A contaminação da água e do solo também é um
problema crescente. Em 2010 o Ministério de Ambiente e Florestas identificou
dez locais tóxicos com milhares de toneladas de dejetos perigosos.
“A pior parte é que, apesar dos anúncios
bombásticos, ainda não foram eliminados os lixos tóxicos da fábrica da Union
Carbide em Bhopal. Vários atores debatem sobre a melhor forma de fazê-lo, o que
fazer com os dejetos e quem deve pagar por isso. Enquanto isso, a contaminação
continua fazendo estragos e afundando mais”, advertiu à IPS o subdiretor do
CSE, Chandra Bhushan.
A consciência sobre a segurança e o cumprimento
melhorou, de certa forma, no setor mais formal, no qual estão as grandes
corporações, devido, em grande parte, à sua imagem, mas o setor informal ainda
é caótico.
Segundo o professor do departamento de geologia da
Universidade de Nova Délhi, Shashank Shekhar, a indústria continua contaminando
e seus enormes vazamentos continuam sendo a maior causa da contaminação hídrica
e do mau estado de saúde de milhões de pessoas na Índia. “Metais pesados em
pequenas quantidades dissolvidas na água são muito tóxicos para o corpo humano
e podem causar um dano irreparável. Mas o problema persiste”, lamentou.

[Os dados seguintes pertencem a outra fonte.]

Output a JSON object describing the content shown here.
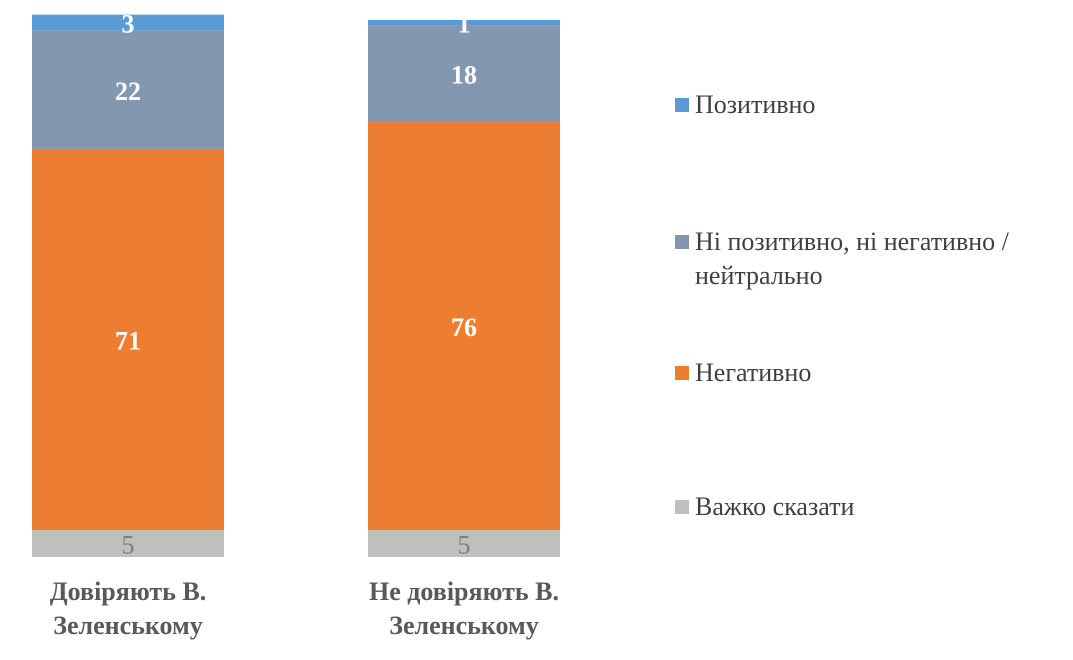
{
  "chart_data": {
    "type": "bar",
    "stacked": true,
    "percent": true,
    "categories": [
      "Довіряють В. Зеленському",
      "Не довіряють В. Зеленському"
    ],
    "series": [
      {
        "name": "Важко сказати",
        "values": [
          5,
          5
        ],
        "color": "#BFBFBF",
        "label_color": "#808080"
      },
      {
        "name": "Негативно",
        "values": [
          71,
          76
        ],
        "color": "#ED7D31",
        "label_color": "#FFFFFF"
      },
      {
        "name": "Ні позитивно, ні негативно / нейтрально",
        "values": [
          22,
          18
        ],
        "color": "#8497B0",
        "label_color": "#FFFFFF"
      },
      {
        "name": "Позитивно",
        "values": [
          3,
          1
        ],
        "color": "#5B9BD5",
        "label_color": "#FFFFFF"
      }
    ],
    "legend_order": [
      "Позитивно",
      "Ні позитивно, ні негативно / нейтрально",
      "Негативно",
      "Важко сказати"
    ],
    "legend_position": "right",
    "ylim": [
      0,
      100
    ],
    "grid": false
  }
}
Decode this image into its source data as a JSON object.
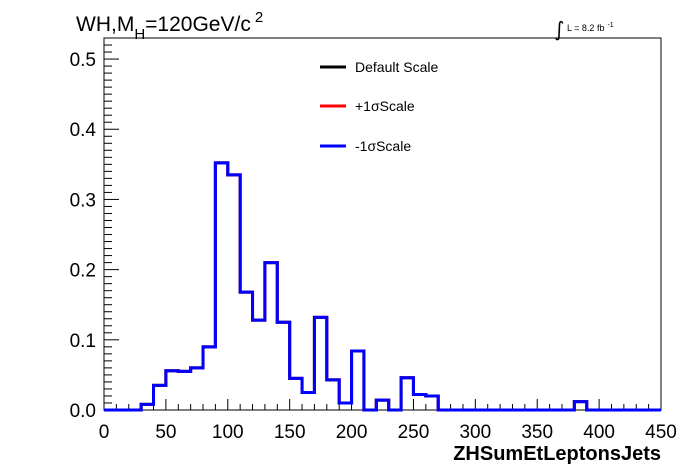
{
  "title": {
    "main": "WH,M",
    "subscript": "H",
    "value": "=120GeV/c",
    "superscript": "2"
  },
  "luminosity": {
    "integral_symbol": "∫",
    "text": "L = 8.2 fb",
    "superscript": "-1"
  },
  "chart_data": {
    "type": "line",
    "xlabel": "ZHSumEtLeptonsJets",
    "ylabel": "",
    "xlim": [
      0,
      450
    ],
    "ylim": [
      0,
      0.53
    ],
    "grid": false,
    "legend_position": "top-center",
    "x_ticks": [
      "0",
      "50",
      "100",
      "150",
      "200",
      "250",
      "300",
      "350",
      "400",
      "450"
    ],
    "y_ticks": [
      "0.0",
      "0.1",
      "0.2",
      "0.3",
      "0.4",
      "0.5"
    ],
    "bin_edges": [
      0,
      10,
      20,
      30,
      40,
      50,
      60,
      70,
      80,
      90,
      100,
      110,
      120,
      130,
      140,
      150,
      160,
      170,
      180,
      190,
      200,
      210,
      220,
      230,
      240,
      250,
      260,
      270,
      280,
      290,
      300,
      310,
      320,
      330,
      340,
      350,
      360,
      370,
      380,
      390,
      400,
      410,
      420,
      430,
      440,
      450
    ],
    "series": [
      {
        "name": "Default Scale",
        "color": "#000000",
        "values": [
          0,
          0,
          0,
          0.008,
          0.035,
          0.056,
          0.055,
          0.06,
          0.09,
          0.352,
          0.335,
          0.168,
          0.128,
          0.21,
          0.125,
          0.045,
          0.025,
          0.132,
          0.043,
          0.01,
          0.084,
          0,
          0.014,
          0,
          0.046,
          0.022,
          0.02,
          0,
          0,
          0,
          0,
          0,
          0,
          0,
          0,
          0,
          0,
          0,
          0.012,
          0,
          0,
          0,
          0,
          0,
          0
        ]
      },
      {
        "name": "+1σScale",
        "color": "#ff0000",
        "values": [
          0,
          0,
          0,
          0.008,
          0.035,
          0.056,
          0.055,
          0.06,
          0.09,
          0.352,
          0.335,
          0.168,
          0.128,
          0.21,
          0.125,
          0.045,
          0.025,
          0.132,
          0.043,
          0.01,
          0.084,
          0,
          0.014,
          0,
          0.046,
          0.022,
          0.02,
          0,
          0,
          0,
          0,
          0,
          0,
          0,
          0,
          0,
          0,
          0,
          0.012,
          0,
          0,
          0,
          0,
          0,
          0
        ]
      },
      {
        "name": "-1σScale",
        "color": "#0000ff",
        "values": [
          0,
          0,
          0,
          0.008,
          0.035,
          0.056,
          0.055,
          0.06,
          0.09,
          0.352,
          0.335,
          0.168,
          0.128,
          0.21,
          0.125,
          0.045,
          0.025,
          0.132,
          0.043,
          0.01,
          0.084,
          0,
          0.014,
          0,
          0.046,
          0.022,
          0.02,
          0,
          0,
          0,
          0,
          0,
          0,
          0,
          0,
          0,
          0,
          0,
          0.012,
          0,
          0,
          0,
          0,
          0,
          0
        ]
      }
    ]
  }
}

Outro problema, segundo especialistas, é que na
Índia os processos de avaliação de impacto ambiental não são bem feitos. “O
país precisa de uma exaustiva revisão desses processos para garantir a
objetividade e a devida diligência no exercício. Atualmente, a indústria
contrata assessores independentes para realizar a avaliação ambiental e paga de
seu próprio bolso”, pontuou Shekhar, acrescentando que, “naturalmente, o
supervisor que recebe salário da companhia tenderá a favorecer seu empregador e
não a ser imparcial”.
Em lugar de agregar mais leis, seria mais efetivo
ter maior rigidez na hora de colocá-las em prática, afirmam os especialistas.